The Global parent has a local unlisted subsidiary and has made comments of introducing products through the unlisted subsidiary. As a result the topline and bottomline growth for novartis could be at best 5-7% per annum for the next few years. The poor growth in the last few years has mainly been due to poor performance of generics, sale of the Rifampicin (anti-TB) business and due to price control on some of its brands.

Valuation

At the current profit of 88 Crs and EPS of around 27.5, the company sells for around 12-13 times PE. In addition the ROE and ROCE is actually very high. The 2006 AR shows that the company as just 10 Crs in fixed assets and negative working capital. As a result the Return on capital is very high (>100%). All the assets are in cash or inter corporate deposits and other liquid investment.
It seems the company has become complete asset free and is outsourcing almost its entire production.
In addition in one of the earlier AGM, the company has mentioned that the excess profits would be returned via generous dividends. The dividends for the last few years have been 200%+ giving a dividend yield of almost 3-4%.

On a comparable valuation basis, the other pharma MNC with similar business model sell at around 20-30 times PE.

Thus the stock appears undervalued with intrinsic value between 600-650 Rs

Risk

Poor topline and bottom line growth or even de-growth. In absence of few product launches in the Pharma segment and continued competition and price pressure the company could have a drop in net profits. The OTC and animal care business seem to be growing, but do not have very high margins
In addition the parent could increase the focus on the unlisted subsidiary and milk the listed one for profits.

Conclusion

The company is selling at a 4 year low. I feel that all the negatives seems to be priced in. Net of cash, the company sells at almost 8-9 times earnings or cash flow. This seems to be fairly low for a stable and profitable pharma business.

4 comments

  • This company seems to have all qualiites of a value trap. A dying business generating loads of cash and appearing cheap on historical valuation. The 30x PE of comparables qouted here makes it more tempting. If the future is bleak the current multiple of this company instead of matching the multiples of the comps may actually decline.

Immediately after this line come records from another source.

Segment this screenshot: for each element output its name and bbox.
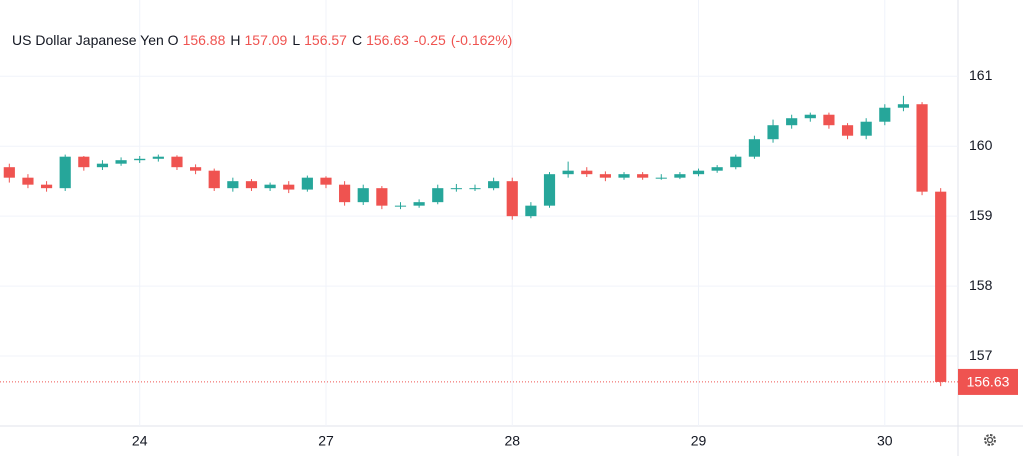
candle-body	[860, 121, 872, 136]
candle-body	[78, 156, 90, 168]
candle-body	[935, 191, 947, 382]
candle-body	[897, 104, 910, 108]
x-tick-label: 29	[691, 433, 707, 449]
candle-body	[40, 184, 53, 189]
candle-body	[171, 156, 183, 168]
change-percent: (-0.162%)	[450, 32, 513, 48]
candle-body	[488, 181, 500, 189]
field-label: O	[167, 32, 179, 48]
legend: US Dollar Japanese Yen O 156.88 H 157.09 L 15…	[12, 32, 517, 48]
field-value: 156.57	[304, 32, 347, 48]
candle-body	[59, 156, 71, 189]
y-tick-label: 158	[969, 277, 993, 293]
candle-body	[469, 188, 481, 190]
field-value: 156.63	[366, 32, 409, 48]
candle-body	[879, 107, 891, 122]
candle-body	[3, 167, 15, 178]
candle-body	[394, 205, 407, 207]
candle-body	[413, 202, 425, 206]
candle-body	[432, 188, 444, 203]
last-price-box	[958, 368, 1018, 395]
candle-body	[730, 156, 742, 168]
plot: 157 158 159 160 161 24 27 28 29 30 156.63	[0, 0, 1018, 449]
candle-body	[599, 174, 611, 178]
candle-body	[543, 174, 556, 206]
field-label: H	[230, 32, 241, 48]
candle-body	[841, 125, 854, 136]
candle-body	[22, 177, 34, 185]
candle-body	[283, 184, 295, 190]
candle-body	[264, 184, 276, 189]
candle-body	[339, 184, 351, 203]
x-tick-label: 28	[504, 433, 520, 449]
candle-body	[674, 174, 686, 178]
candle-body	[227, 181, 239, 189]
y-tick-label: 161	[969, 67, 993, 83]
change: -0.25	[413, 32, 446, 48]
last-price-label: 156.63	[967, 374, 1010, 390]
candle-body	[357, 188, 369, 203]
x-tick-label: 30	[877, 433, 893, 449]
candle-body	[655, 177, 667, 179]
y-tick-label: 157	[969, 347, 993, 363]
candle-body	[823, 114, 835, 126]
y-tick-label: 159	[969, 207, 993, 223]
candle-body	[711, 167, 723, 171]
candle-body	[637, 174, 649, 178]
candle-body	[208, 170, 220, 189]
candle-body	[152, 156, 164, 159]
candle-body	[916, 104, 928, 192]
candle-body	[190, 167, 202, 171]
candle-body	[525, 205, 537, 217]
settings-icon[interactable]	[984, 434, 996, 446]
candle-body	[320, 177, 332, 185]
candle-body	[134, 158, 146, 161]
x-tick-label: 24	[132, 433, 148, 449]
candle-body	[96, 163, 109, 168]
symbol: US Dollar Japanese Yen	[12, 32, 164, 48]
candle-body	[562, 170, 574, 175]
candle-body	[301, 177, 313, 190]
candle-body	[376, 188, 388, 206]
candle-body	[245, 181, 258, 189]
field-label: C	[351, 32, 363, 48]
x-tick-label: 27	[318, 433, 334, 449]
candle-body	[581, 170, 593, 175]
candle-body	[506, 181, 518, 217]
candle-body	[748, 139, 760, 157]
candle-body	[767, 125, 779, 140]
candle-body	[618, 174, 630, 178]
candle-body	[450, 188, 462, 190]
field-label: L	[292, 32, 301, 48]
candle-body	[692, 170, 705, 175]
field-value: 156.88	[182, 32, 226, 48]
candle-body	[786, 118, 798, 126]
field-value: 157.09	[244, 32, 288, 48]
candle-body	[804, 114, 816, 119]
candle-body	[115, 160, 127, 164]
y-tick-label: 160	[969, 137, 993, 153]
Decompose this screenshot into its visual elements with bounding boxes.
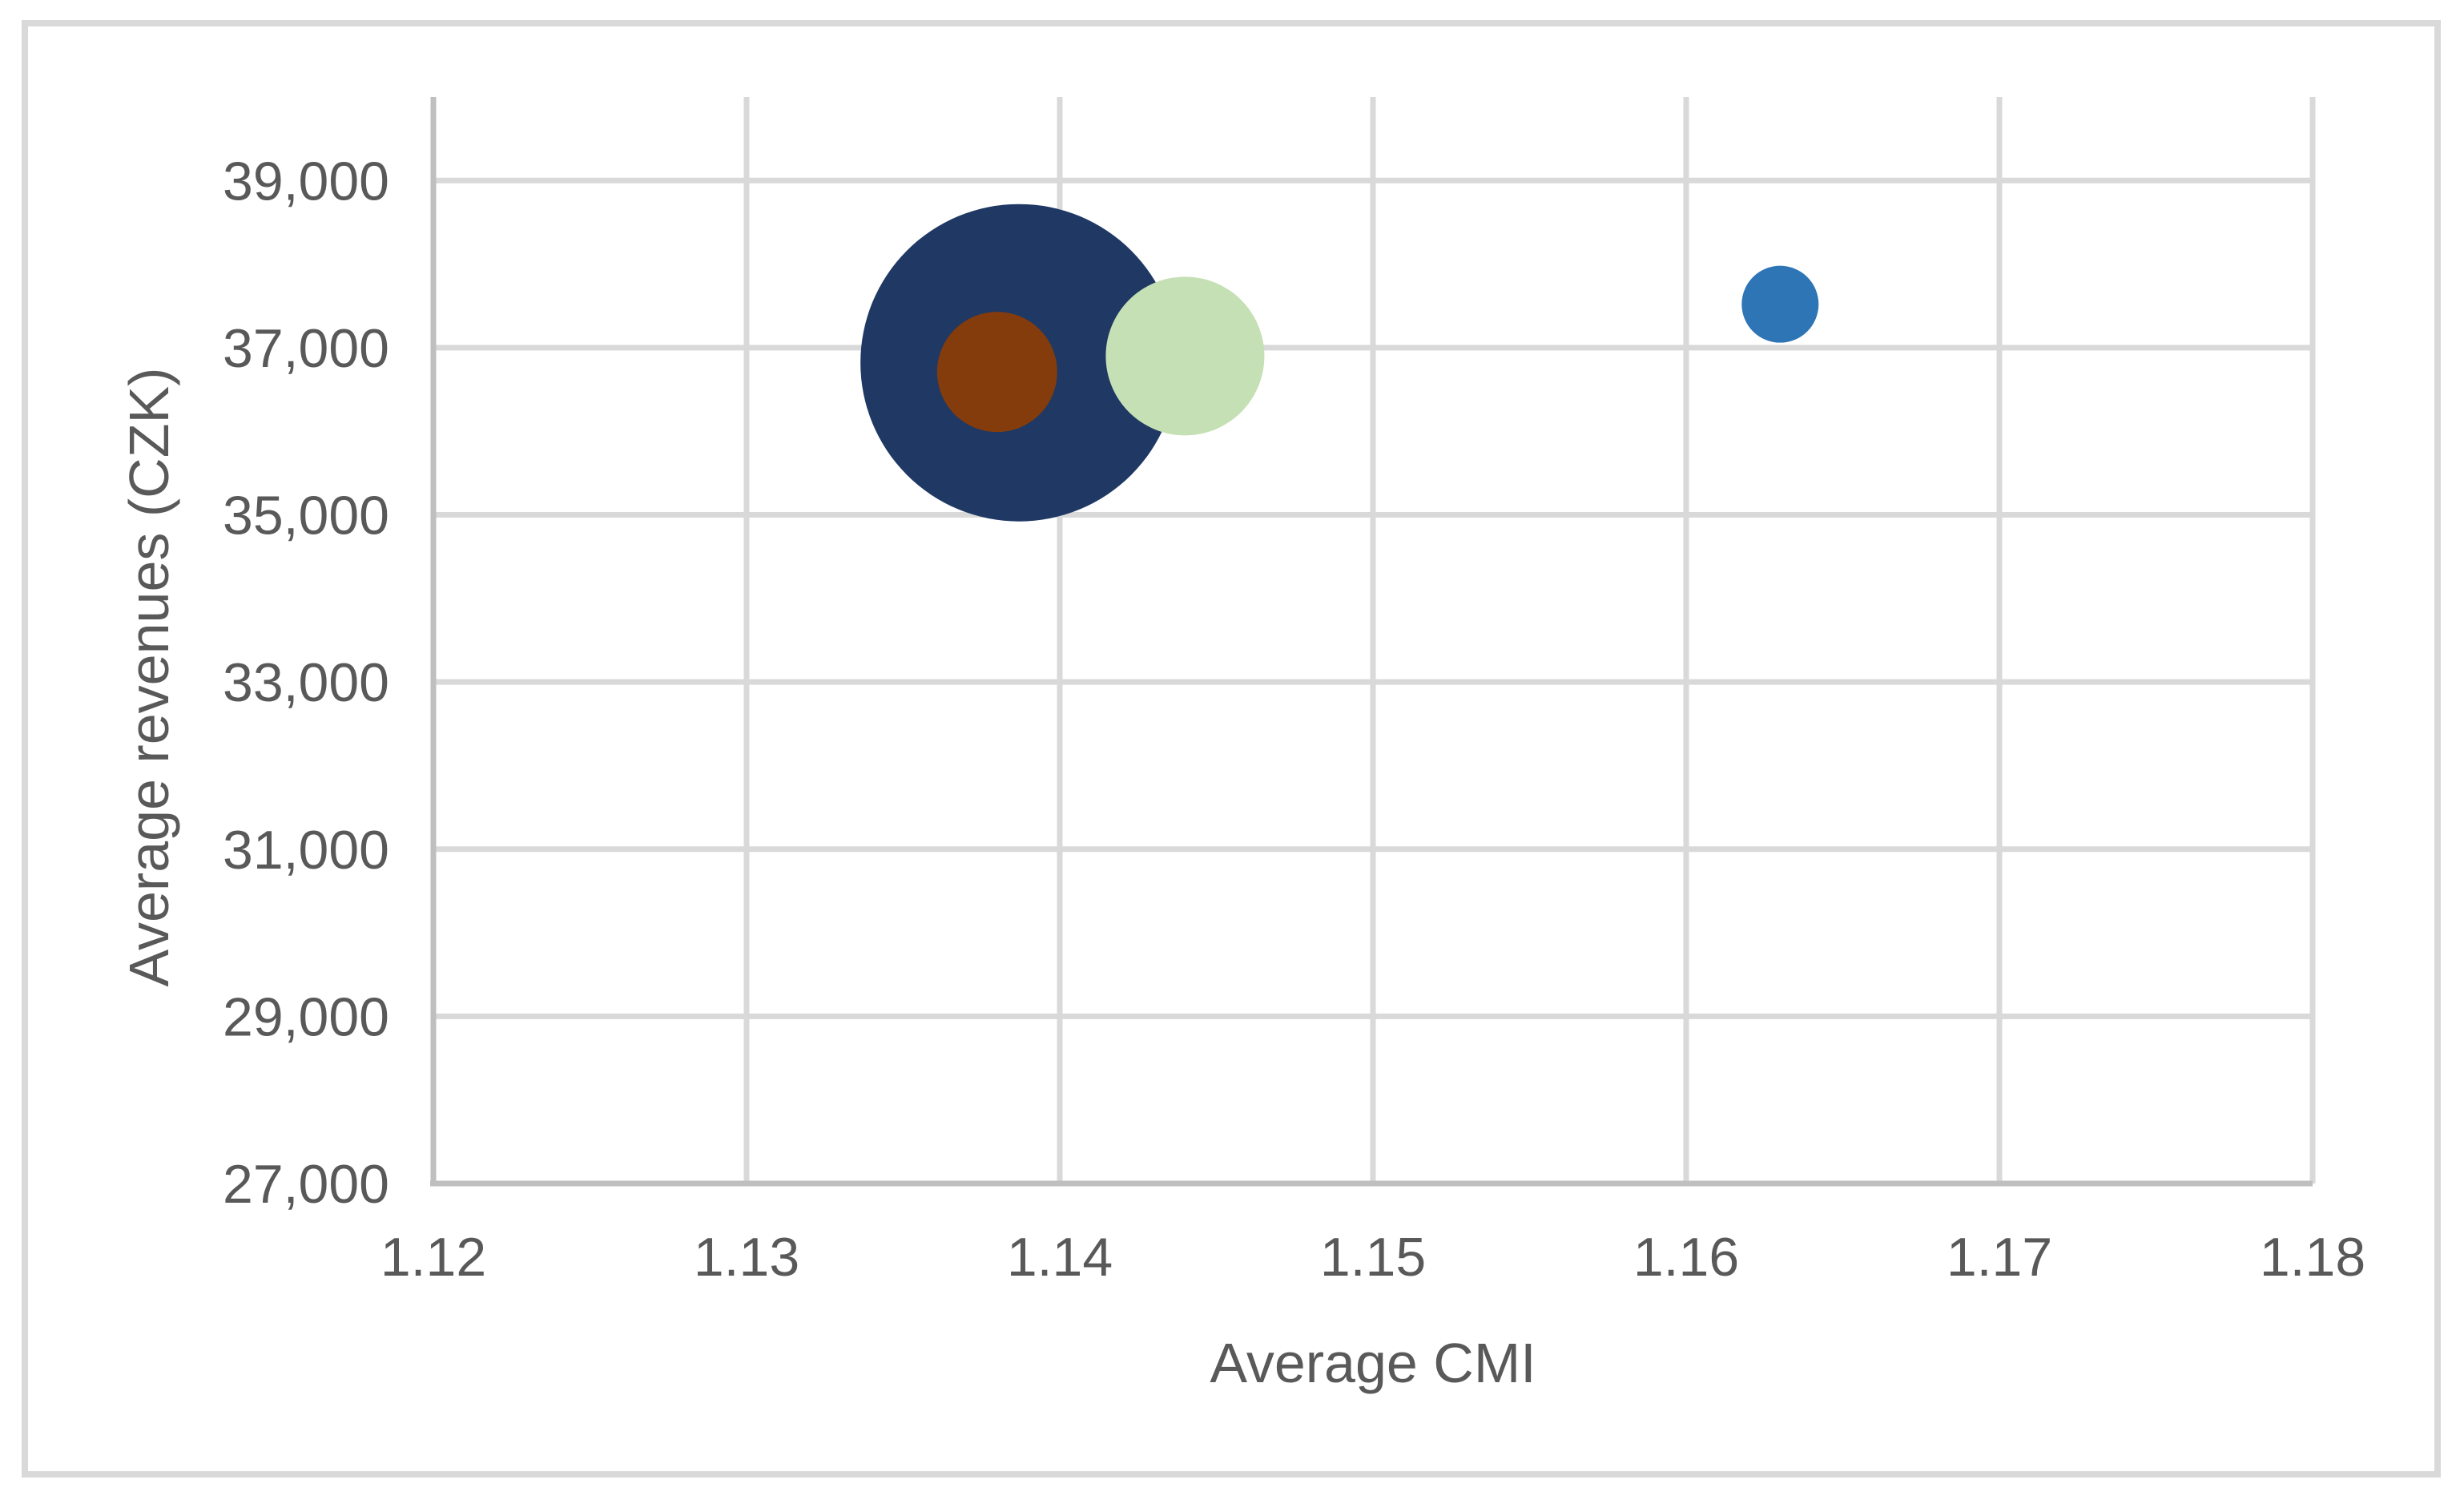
bubble-series bbox=[860, 204, 1819, 522]
y-tick-label: 27,000 bbox=[223, 1154, 389, 1215]
y-tick-label: 33,000 bbox=[223, 652, 389, 713]
gridlines bbox=[433, 97, 2316, 1183]
axis-lines bbox=[430, 97, 2313, 1187]
y-tick-label: 35,000 bbox=[223, 486, 389, 546]
x-tick-label: 1.15 bbox=[1320, 1227, 1426, 1288]
bubble-brown bbox=[936, 312, 1057, 433]
x-tick-label: 1.13 bbox=[694, 1227, 799, 1288]
x-tick-label: 1.14 bbox=[1007, 1227, 1113, 1288]
y-tick-label: 37,000 bbox=[223, 318, 389, 379]
chart-border bbox=[22, 20, 2441, 1478]
y-tick-label: 31,000 bbox=[223, 820, 389, 881]
x-tick-label: 1.12 bbox=[380, 1227, 486, 1288]
bubble-green bbox=[1105, 276, 1265, 436]
tick-labels: 27,000 29,000 31,000 33,000 35,000 37,000 39,0… bbox=[223, 151, 2365, 1288]
x-tick-label: 1.16 bbox=[1633, 1227, 1739, 1288]
x-axis-title: Average CMI bbox=[1210, 1332, 1536, 1394]
y-tick-label: 39,000 bbox=[223, 151, 389, 212]
y-axis-title: Average revenues (CZK) bbox=[118, 368, 180, 987]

  • the company could be a value trap for a variety of reasons. however i do not think it is a dying business. the OTC and animal feed units are growth units. the generics business is degrowing as the company is exiting the unprofitable lines. the pharma business even in absence of new launches has a small growth. in effect the business could grow in low single digits.if the multiples decline further, then the company will be available at cash value in 3-4 years. thats the market cap would almost equal cash on hand. in that scenario you would the parent buy out the local shareholders ..maybe at an unfair price.

  • hi rohit, your analysis of the company seems correct. i have been invested in this company for the last 2 years and it has been frustrating. also the company owns the premises at annie besant road and that is a valuable piece of real estate. some more examples of cash generating machines with similar charecteristics are solvay pharma india, merck, abbott, and wyeth. would appreciate your feedback at rajnishbery2gmail.com.bery

  • I fully agree with your comments. All the blockbuster drug launches (including the latest anti-diabetic drug- GALVUS) are being done thr’ the unlisted subsidiary. It is indeed very frustrating to see wealth (and faith) being eroded.